Les Experts-Comptables et leurs “outils” — cartes sur table

Les EC doivent-ils partir en guerre contre leurs outils ? Certainement pas, mais il ne faut pas non plus qu’ils deviennent les outils de leurs outils.

Il faut séparer les questions et tout d’abord bien définir les termes. Un outil est le prolongement de la main, il augmente, précise sans changer l’intention et la portée prévisible de notre geste. Pour cette dernière raison, les armes, singulièrement à feu et automatique, sont à identifier, compte tenu de leur portée bien particulière, de nature à changer le cours même de la vie de façon néfaste si elle est employée offensivement et même dans certains cas défensivement mais pour des motifs plus compréhensibles.

Ce que l’on appelle outil dans l’EC est plus souvent autre chose qu’un outil. Si l’on y recourt dans un contexte informatique, c’est le plus souvent un programme. Un programme n’est pas un outil. Ce n’est pas le simple prolongement de notre main. Un programme écrit pour le compte de son concept et d’une utilisation présumée voire anticipée. Un programme suppose une pensée, une conception qui l’ont fait naître, court-circuitant le trouple cerveau-main-outil.

Un EC a un Bac+8. Un tel niveau sanctionne non seulement la capacité à problématiser une situation (niveau Bac+5) mais aussi à identifier de nouvelles situations potentiellement problématiques voire de nouveaux champs de connaissance dans lesquels identifier ces situations. Le moins que l’on puisse faire à ce stade c’est de ne pas non contenter d’être les outils de nos outils et de penser par nous-mêmes.
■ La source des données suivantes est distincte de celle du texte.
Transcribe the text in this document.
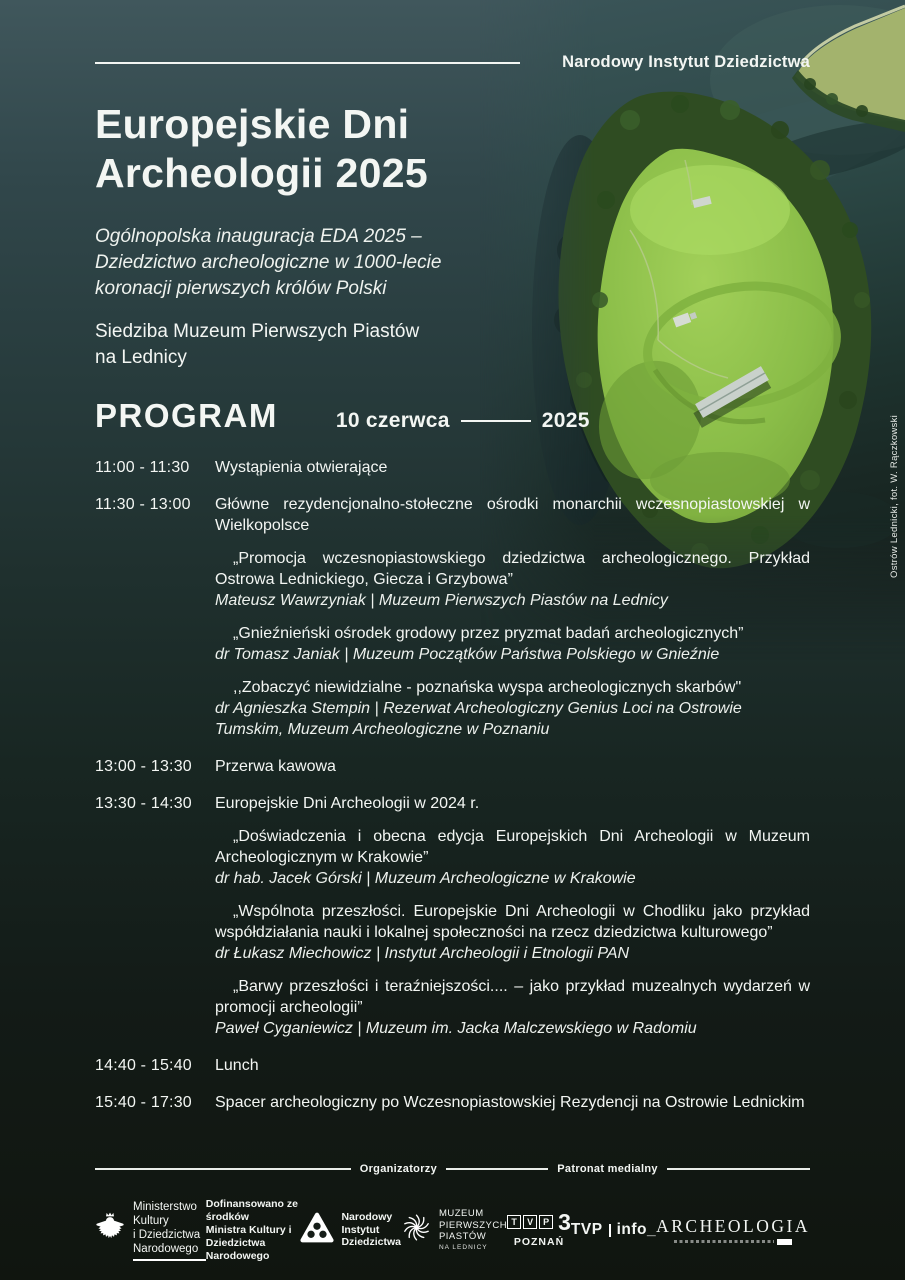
Ostrów Lednicki, fot. W. Rączkowski
Narodowy Instytut Dziedzictwa
Europejskie Dni
Archeologii 2025
Ogólnopolska inauguracja EDA 2025 –
Dziedzictwo archeologiczne w 1000-lecie
koronacji pierwszych królów Polski
Siedziba Muzeum Pierwszych Piastów
na Lednicy
PROGRAM	10 czerwca	2025
11:00 - 11:30	Wystąpienia otwierające
11:30 - 13:00	Główne rezydencjonalno-stołeczne ośrodki monarchii wczesnopiastowskiej w Wielkopolsce
„Promocja wczesnopiastowskiego dziedzictwa archeologicznego. Przykład Ostrowa Lednickiego, Giecza i Grzybowa”
Mateusz Wawrzyniak | Muzeum Pierwszych Piastów na Lednicy
„Gnieźnieński ośrodek grodowy przez pryzmat badań archeologicznych”
dr Tomasz Janiak | Muzeum Początków Państwa Polskiego w Gnieźnie
,,Zobaczyć niewidzialne - poznańska wyspa archeologicznych skarbów"
dr Agnieszka Stempin | Rezerwat Archeologiczny Genius Loci na Ostrowie Tumskim, Muzeum Archeologiczne w Poznaniu
13:00 - 13:30	Przerwa kawowa
13:30 - 14:30	Europejskie Dni Archeologii w 2024 r.
„Doświadczenia i obecna edycja Europejskich Dni Archeologii w Muzeum Archeologicznym w Krakowie”
dr hab. Jacek Górski | Muzeum Archeologiczne w Krakowie
„Wspólnota przeszłości. Europejskie Dni Archeologii w Chodliku jako przykład współdziałania nauki i lokalnej społeczności na rzecz dziedzictwa kulturowego”
dr Łukasz Miechowicz | Instytut Archeologii i Etnologii PAN
„Barwy przeszłości i teraźniejszości.... – jako przykład muzealnych wydarzeń w promocji archeologii”
Paweł Cyganiewicz | Muzeum im. Jacka Malczewskiego w Radomiu
14:40 - 15:40	Lunch
15:40 - 17:30	Spacer archeologiczny po Wczesnopiastowskiej Rezydencji na Ostrowie Lednickim
Organizatorzy	Patronat medialny
Ministerstwo Kultury
i Dziedzictwa Narodowego
Dofinansowano ze środków
Ministra Kultury i Dziedzictwa
Narodowego
Narodowy
Instytut
Dziedzictwa
MUZEUM
PIERWSZYCH PIASTÓW
NA LEDNICY
T	V	P 3
POZNAŃ
TVP info_ ARCHEOLOGIA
Par analogie avec les écrivains, nous ne sommes pas éditeurs, ni typographes, ni imprimeurs mais nous formons le livre, justifiant sa raison d’être par notre écriture. Nous devons nous intéresser au design et au destin des programmes qui nous environnent pour améliorer notre pratique, c’est-à-dire élaborer la gestuelle la plus économe, la plus compréhensible et la plus élégante pour accompagner et conseiller nos clients. Quel est cet accompagnement, quel est ce conseil ? Les aider à identifier, détecter, mesurer le moyen de transformer leur travail (ce qui inclut leur personnel bien entendu) en valeur et cette valeur en patrimoine. La technologie peut y aider mais ne peut pas remplacer ce rôle fondamental, profondément humain, alliant les ambitions de notre intellect, les aimants plus ou moins bien orientés de nos intuitions et de nos émotions et l’incarnation finie de nos corps et la conscience inexorable du temps qui passe, orientant notre action vers le sens, la durabilité, la transmission car précisément naturellement rien ne dure.

Les outils, oui, les programmes bien sûr, mais tout finit là où tout commence, la commensurabilité d’une affaire, d’une maison, comme on disait jadis, grande, moyenne ou petite, et la commensalité entre l’entrepreneur et son conseil, perspicace, exigeant et complice — cartes sur table.